Ibrahim, ya no era el mismo hombre que había sido al principio. La semilla que Majood plantó en su alma no floreció en belleza, sino en algo oscuro y retorcido. Lo que había comenzado como un juego de poder mutuo, una exploración del deseo que ella controlaba con maestría degeneró en una adicción que lo consumía.
Cada encuentro con Majood lo transformaba, no en el hombre liberado que creía ser, sino en un ser encadenado a su necesidad de ella, a su perversión disfrazada de pasión. Su rostro se volvió más pálido, sus ojos más hundidos, como si la luz misma se hubiera extinguido en él. Por las noches no dormía, recordando el roce de su piel, el sonido de su risa mientras lo sometía con una facilidad cruel, dejando en su cuerpo marcas invisibles que solo él podía sentir.

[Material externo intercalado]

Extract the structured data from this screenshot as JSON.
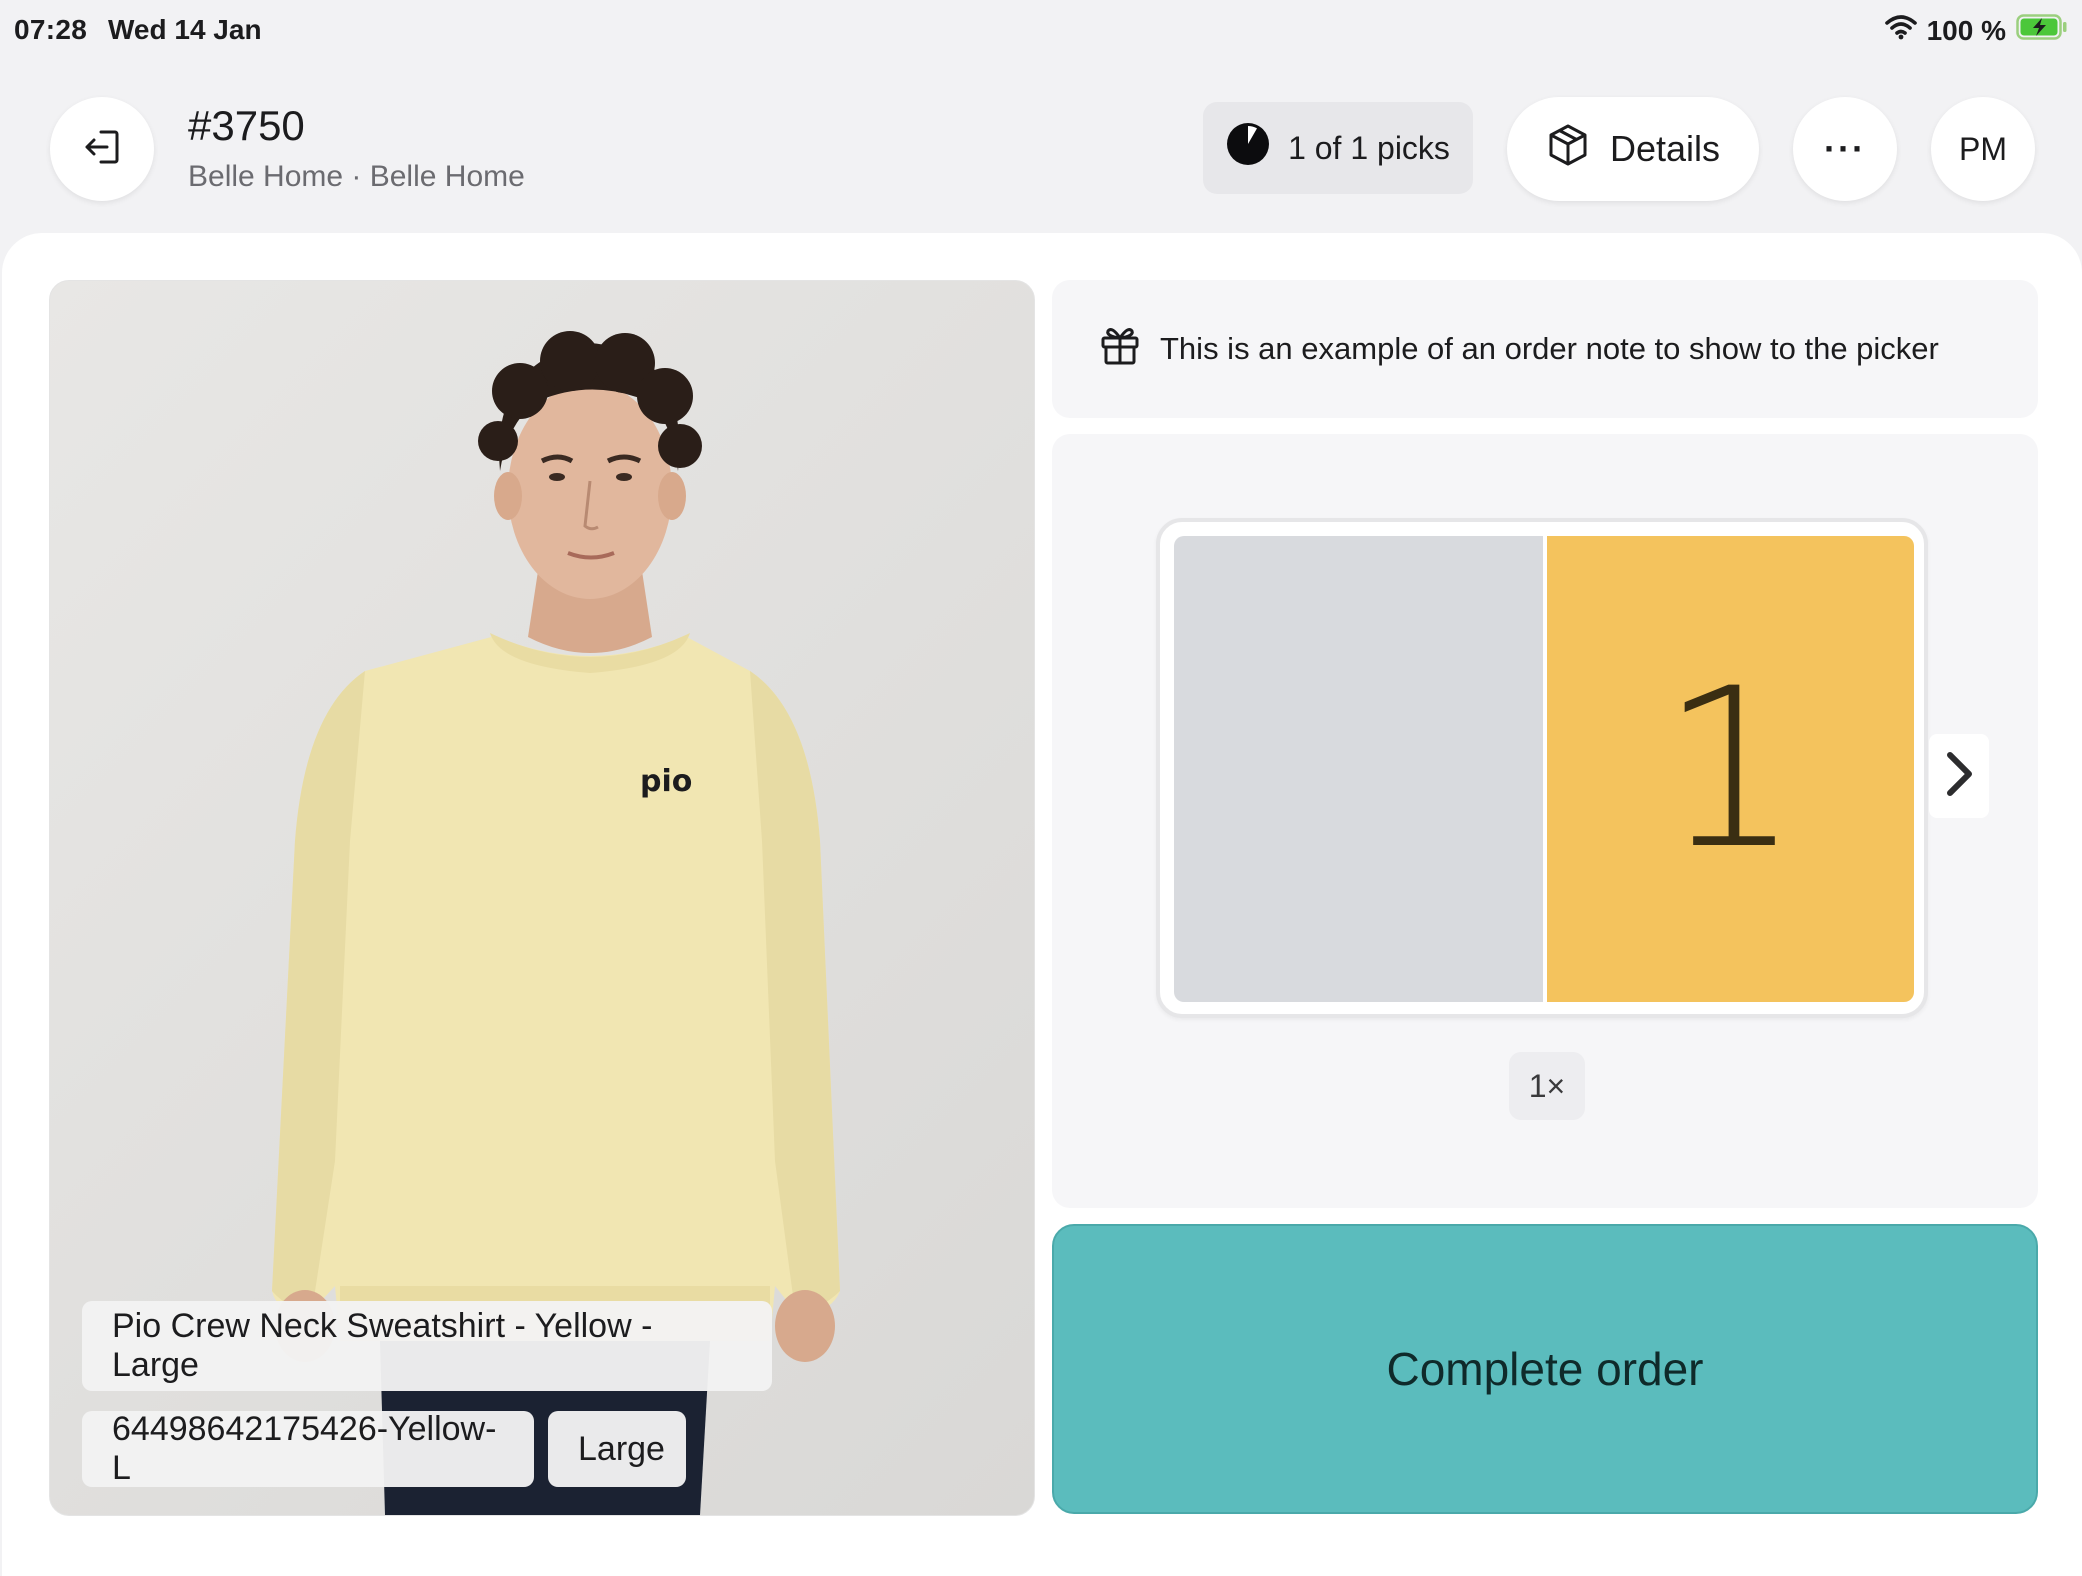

Comenzó a buscarla desesperadamente, fuera de las horas de clase, en los pasillos de la universidad, en las cafeterías cercanas. Ella siempre aparecía, pero nunca como él quería. Estaba ahí, riendo con otros, su mirada llena de una ligereza que lo torturaba. Para ella, él era solo un capítulo más, pero para Elías, ella era la trama completa.

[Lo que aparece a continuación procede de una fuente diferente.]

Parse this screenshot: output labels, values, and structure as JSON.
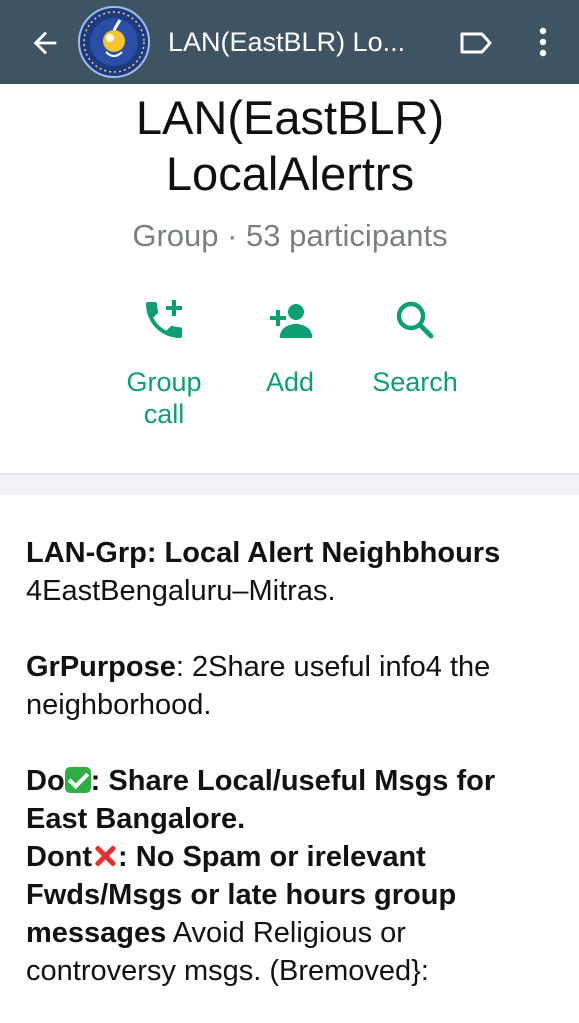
{
  "header": {
    "title": "LAN(EastBLR) Lo...",
    "avatar_text": "INTERNATIONAL MEN'S DAY",
    "avatar_subtext": "19 November"
  },
  "group": {
    "name_line1": "LAN(EastBLR)",
    "name_line2": "LocalAlertrs",
    "subtitle": "Group · 53 participants"
  },
  "actions": {
    "call_line1": "Group",
    "call_line2": "call",
    "add": "Add",
    "search": "Search"
  },
  "description": {
    "l1": "LAN-Grp: Local Alert Neighbhours",
    "l2": "4EastBengaluru–Mitras.",
    "purpose_label": "GrPurpose",
    "purpose_text": ": 2Share useful info4 the",
    "purpose_text2": "neighborhood.",
    "do_label": "Do",
    "do_text": ": Share Local/useful Msgs for",
    "do_text2": "East Bangalore.",
    "dont_label": "Dont",
    "dont_text": ": No Spam or irelevant",
    "dont_text2": "Fwds/Msgs or late hours group",
    "dont_text3_bold": "messages",
    "dont_text3": " Avoid Religious or",
    "dont_text4": "controversy msgs. (Bremoved}:"
  },
  "colors": {
    "header_bg": "#3e5463",
    "accent": "#0f9d74",
    "subtitle": "#7b7f83"
  },
  "icons": [
    "back-arrow-icon",
    "label-icon",
    "more-vert-icon",
    "add-call-icon",
    "add-person-icon",
    "search-icon",
    "check-emoji-icon",
    "cross-emoji-icon"
  ]
}
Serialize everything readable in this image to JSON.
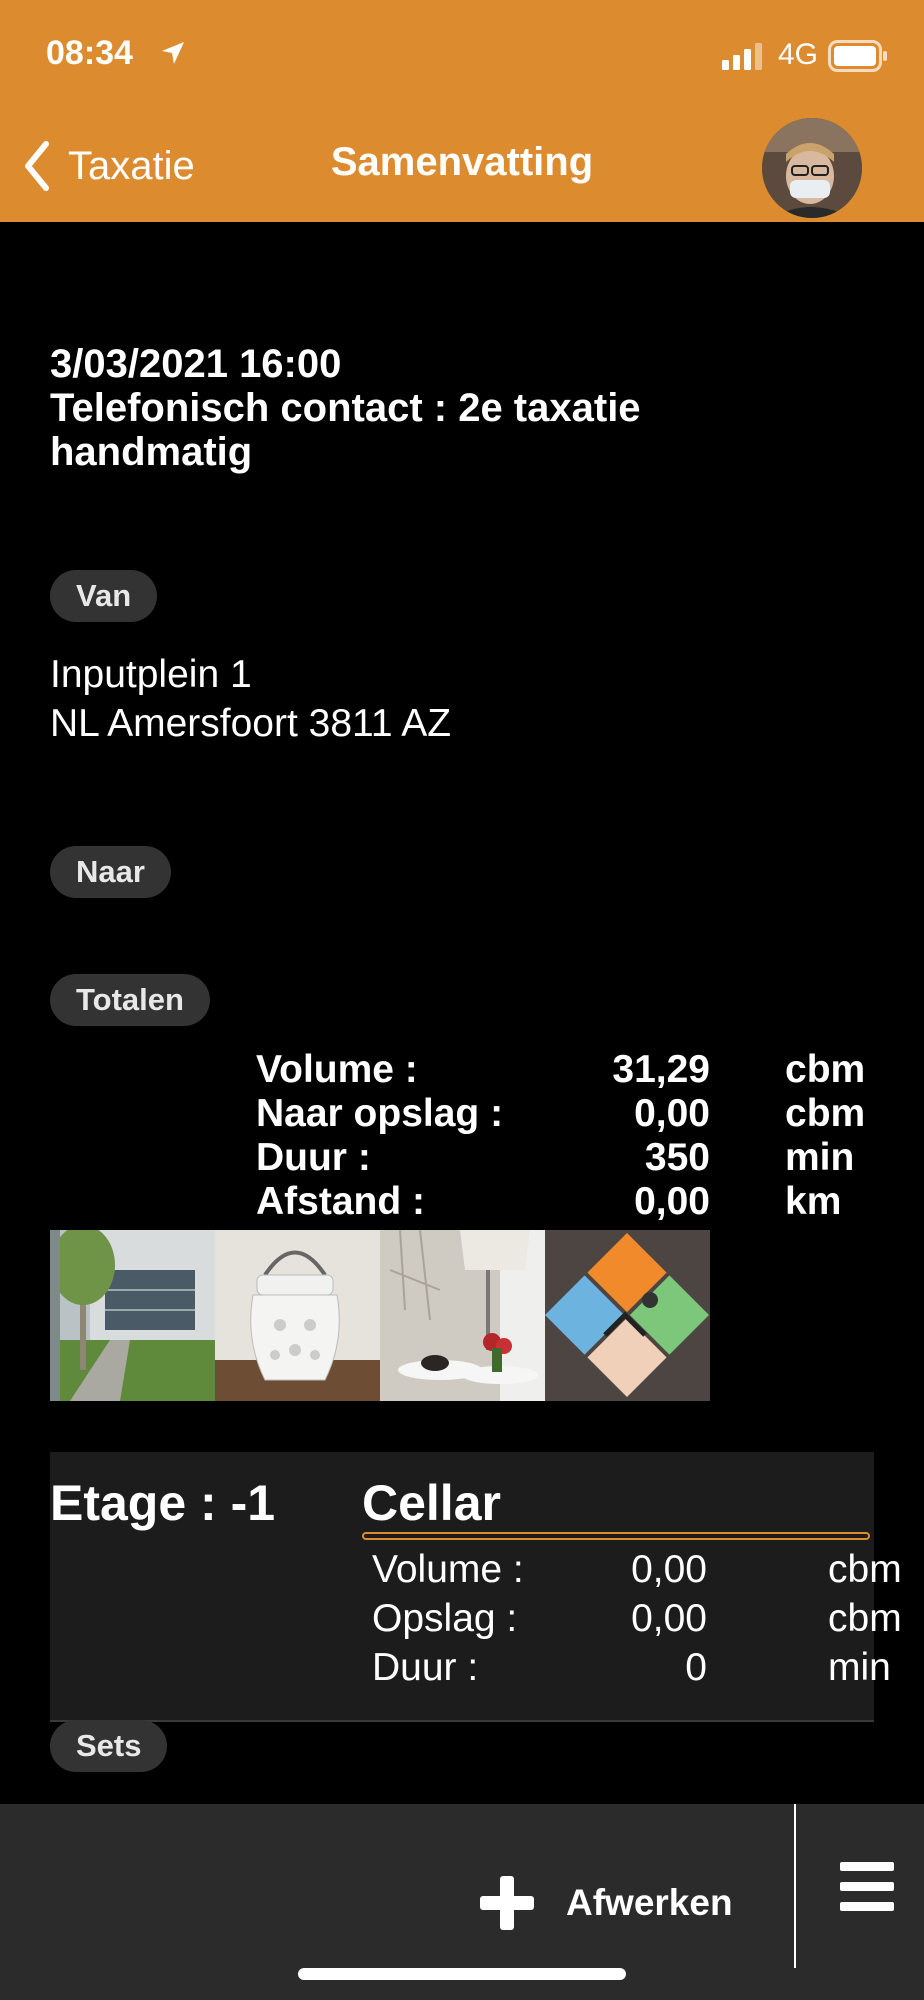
{
  "status_bar": {
    "time": "08:34",
    "network": "4G"
  },
  "nav": {
    "back_label": "Taxatie",
    "title": "Samenvatting"
  },
  "appointment": {
    "datetime": "3/03/2021 16:00",
    "line2": "Telefonisch contact : 2e taxatie",
    "line3": "handmatig"
  },
  "sections": {
    "van": "Van",
    "naar": "Naar",
    "totalen": "Totalen",
    "sets": "Sets"
  },
  "from_address": {
    "line1": "Inputplein 1",
    "line2": "NL Amersfoort 3811 AZ"
  },
  "totals": [
    {
      "label": "Volume :",
      "value": "31,29",
      "unit": "cbm"
    },
    {
      "label": "Naar opslag :",
      "value": "0,00",
      "unit": "cbm"
    },
    {
      "label": "Duur :",
      "value": "350",
      "unit": "min"
    },
    {
      "label": "Afstand :",
      "value": "0,00",
      "unit": "km"
    }
  ],
  "photos": [
    "building-photo",
    "lantern-photo",
    "lamp-table-photo",
    "tile-art-photo"
  ],
  "floor": {
    "label": "Etage : -1",
    "room": "Cellar",
    "stats": [
      {
        "label": "Volume :",
        "value": "0,00",
        "unit": "cbm"
      },
      {
        "label": "Opslag :",
        "value": "0,00",
        "unit": "cbm"
      },
      {
        "label": "Duur :",
        "value": "0",
        "unit": "min"
      }
    ]
  },
  "toolbar": {
    "finish_label": "Afwerken"
  },
  "colors": {
    "accent": "#dd8b2f",
    "background": "#000000",
    "pill": "#333333",
    "panel": "#1c1c1c"
  }
}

El control que Majood había tenido sobre él no era algo que pudiera devolver. Lo había moldeado, transformado, y ahora él no sabía ser otra cosa que su criatura. Su mente se convirtió en un laberinto de obsesión. En las noches, se encerraba en su oficina, escribiendo páginas y páginas que nunca mostraba a nadie. Eran confesiones, recuerdos, pero también fantasías que cada vez se tornaban más grotescas. Majood ya no era la joven de sonrisa peligrosa que conoció, sino un espectro que lo poseía, que lo empujaba a explorar rincones oscuros de su mente que antes había evitado.

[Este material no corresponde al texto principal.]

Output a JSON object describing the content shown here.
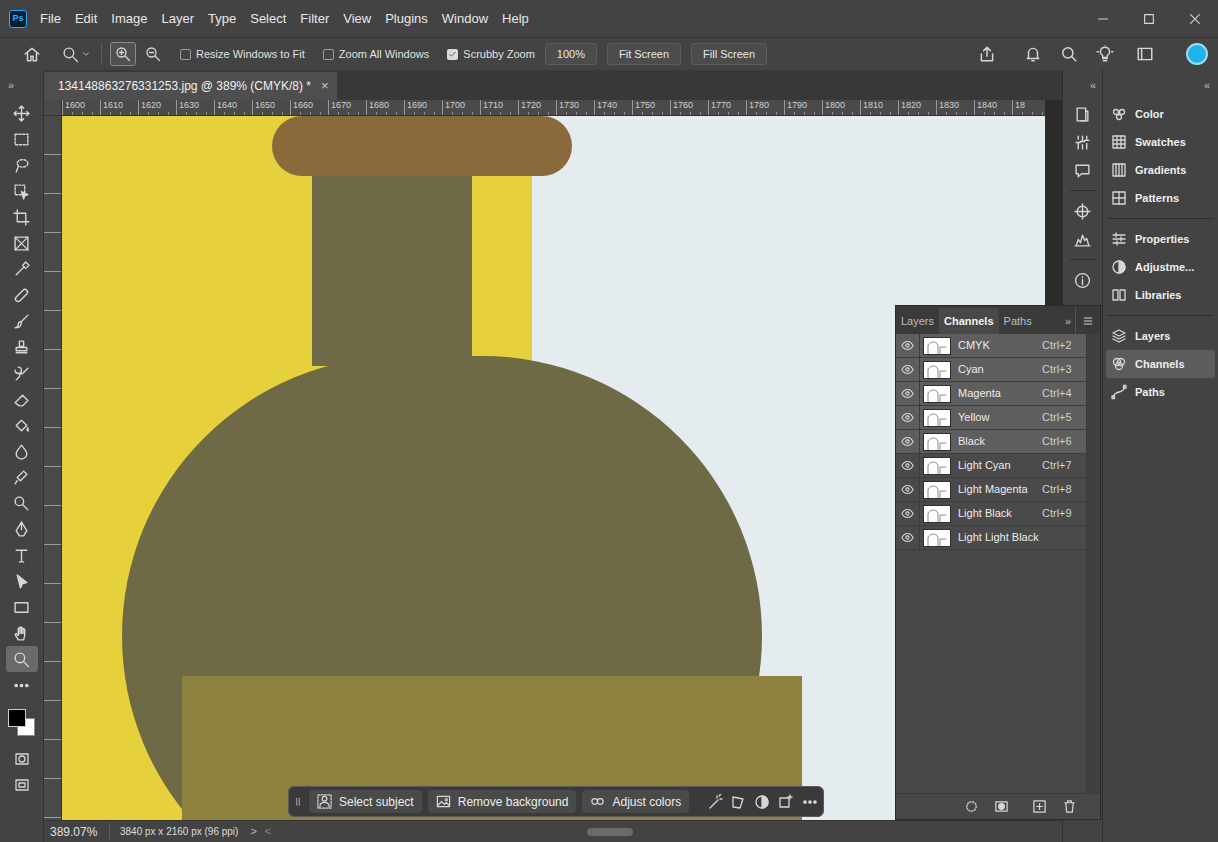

El clímax llegó una tarde de finales de noviembre, cuando el frío parecía calar hasta los huesos. Ibrahim encontró a Majood en su aula, su figura inclinada sobre un libro. Había algo en su postura, en la indiferencia que emanaba, que lo enfureció y lo excitó al mismo tiempo.
Se acercó con pasos lentos, su sombra cayendo sobre ella como un manto. Majood levantó la vista, sus ojos brillando con ese fuego que había aprendido a temer y desear. Sabia que esa mirada era del mismo infierno.
—¿No te cansas de ser tan predecible? —le susurró, una sonrisa burlona curvando sus labios.
Él no respondió. Solo la miró, y en sus ojos, ella vio algo que no esperaba: un vacío profundo, devorador, que ya no reconocía.
Esa noche, Ibrahim la esperó fuera de su casa. Cuando ella salió, lo encontró apoyado en la pared, su silueta iluminada por la luz amarillenta de un farol. No era el hombre que había conocido, el que temblaba bajo su poder. Era un ser transformado, un monstruo hecho de deseo y desesperación.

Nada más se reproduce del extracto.